I decide not to read the counseling form. I’m suspicious they’re actually not trying to counsel me at all, but convert me to their religion on my way out the door.
Canned Man Walking
Speaking of “please leave,” it’s actually not that kind of an exit but an escort. Theresa walks me through the basement. As we walk past the elevators, we run into Jason. I have not seen him lately. I don’t even know how to tell him I’m being fired (present tense!).
I knew Jason from the shelter. It was clear he had more immediate potential – focused, poised, and maybe brilliant – than the vast majority of the shelter population. He was gay, but this was largely irrelevant (as it often is, other than for, if I may, adding absolutely fabulous color to a story).
Jason had introduced me to the hotel. He’s how I knew to go there with my resume. And he’s the person who advised me to conceal my current situation, since hiring managers are not typically looking for community service projects in the form of employees.
I walk out the door. I feel unmoored. It is a time for gratitude, though, in part that I had the wherewithal to save most of my paychecks.
I speak awkwardly with Jason before Theresa ushers me cordially the rest of my way out.
Conclusion: An Unexpected Pet
I enter the kitchen at the new place. The full-grown cat is in the corner (yes, I’ve been living with two cats for nearly a month and don’t know either of their names).

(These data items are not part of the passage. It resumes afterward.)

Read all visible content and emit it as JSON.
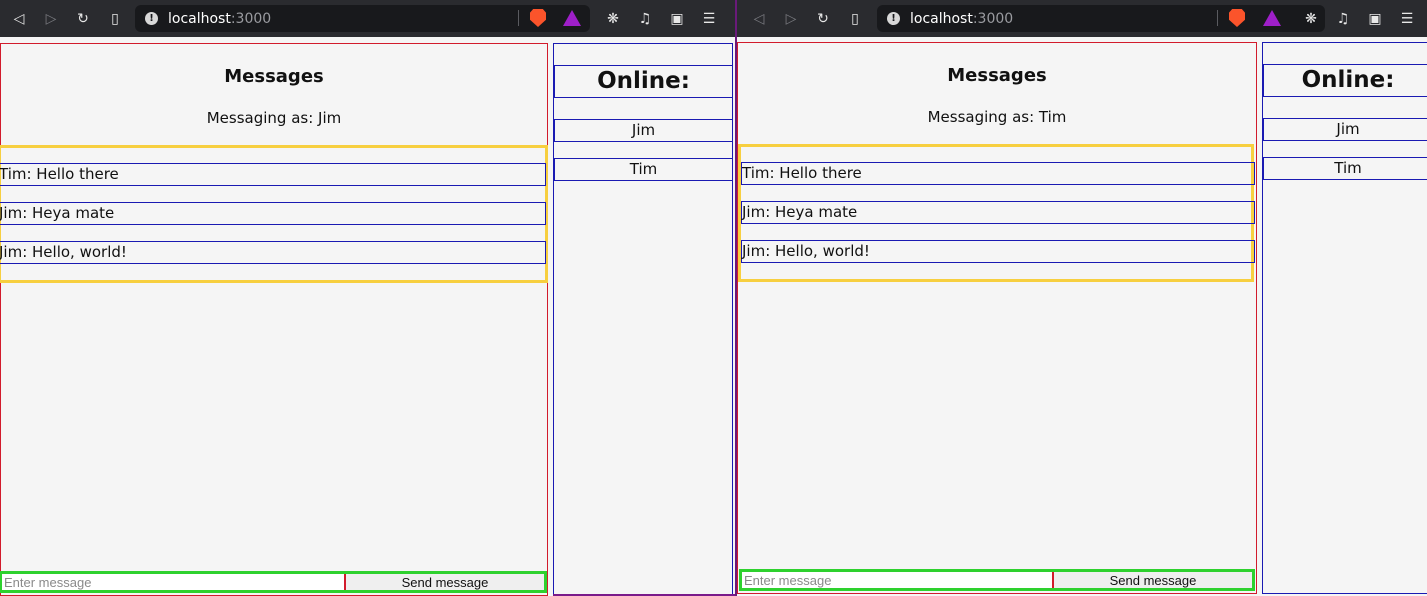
{
  "browser": {
    "host": "localhost",
    "port": ":3000"
  },
  "left": {
    "messages_title": "Messages",
    "messaging_as": "Messaging as: Jim",
    "messages": [
      "Tim: Hello there",
      "Jim: Heya mate",
      "Jim: Hello, world!"
    ],
    "input_placeholder": "Enter message",
    "send_label": "Send message",
    "online_title": "Online:",
    "online_users": [
      "Jim",
      "Tim"
    ]
  },
  "right": {
    "messages_title": "Messages",
    "messaging_as": "Messaging as: Tim",
    "messages": [
      "Tim: Hello there",
      "Jim: Heya mate",
      "Jim: Hello, world!"
    ],
    "input_placeholder": "Enter message",
    "send_label": "Send message",
    "online_title": "Online:",
    "online_users": [
      "Jim",
      "Tim"
    ]
  },
  "icons": [
    "back-icon",
    "forward-icon",
    "reload-icon",
    "bookmark-icon",
    "site-info-icon",
    "brave-shields-icon",
    "brave-rewards-icon",
    "extensions-icon",
    "media-queue-icon",
    "wallet-icon",
    "menu-icon"
  ],
  "colors": {
    "panel_border": "#d21b2c",
    "list_border": "#f7cf3f",
    "item_border": "#1a1ab2",
    "input_row_border": "#2ed12e",
    "page_bg": "#f5f5f5"
  }
}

At the cat food dishes is an unexpected pet, a mouse (don’t know her name either). The way she’s moving seems almost like a mole; it’s cartoonish.
The cat does not seem to have strong feelings about whether the food is her private stash. It’s as if she thinks I also invited the mouse to dinner and doesn’t want to offend a guest.
I show the mouse a bag containing a little cat food. She waddles in. Moments later, we’re in a small woods. These woods will hopefully meet her needs, which seem pretty modest.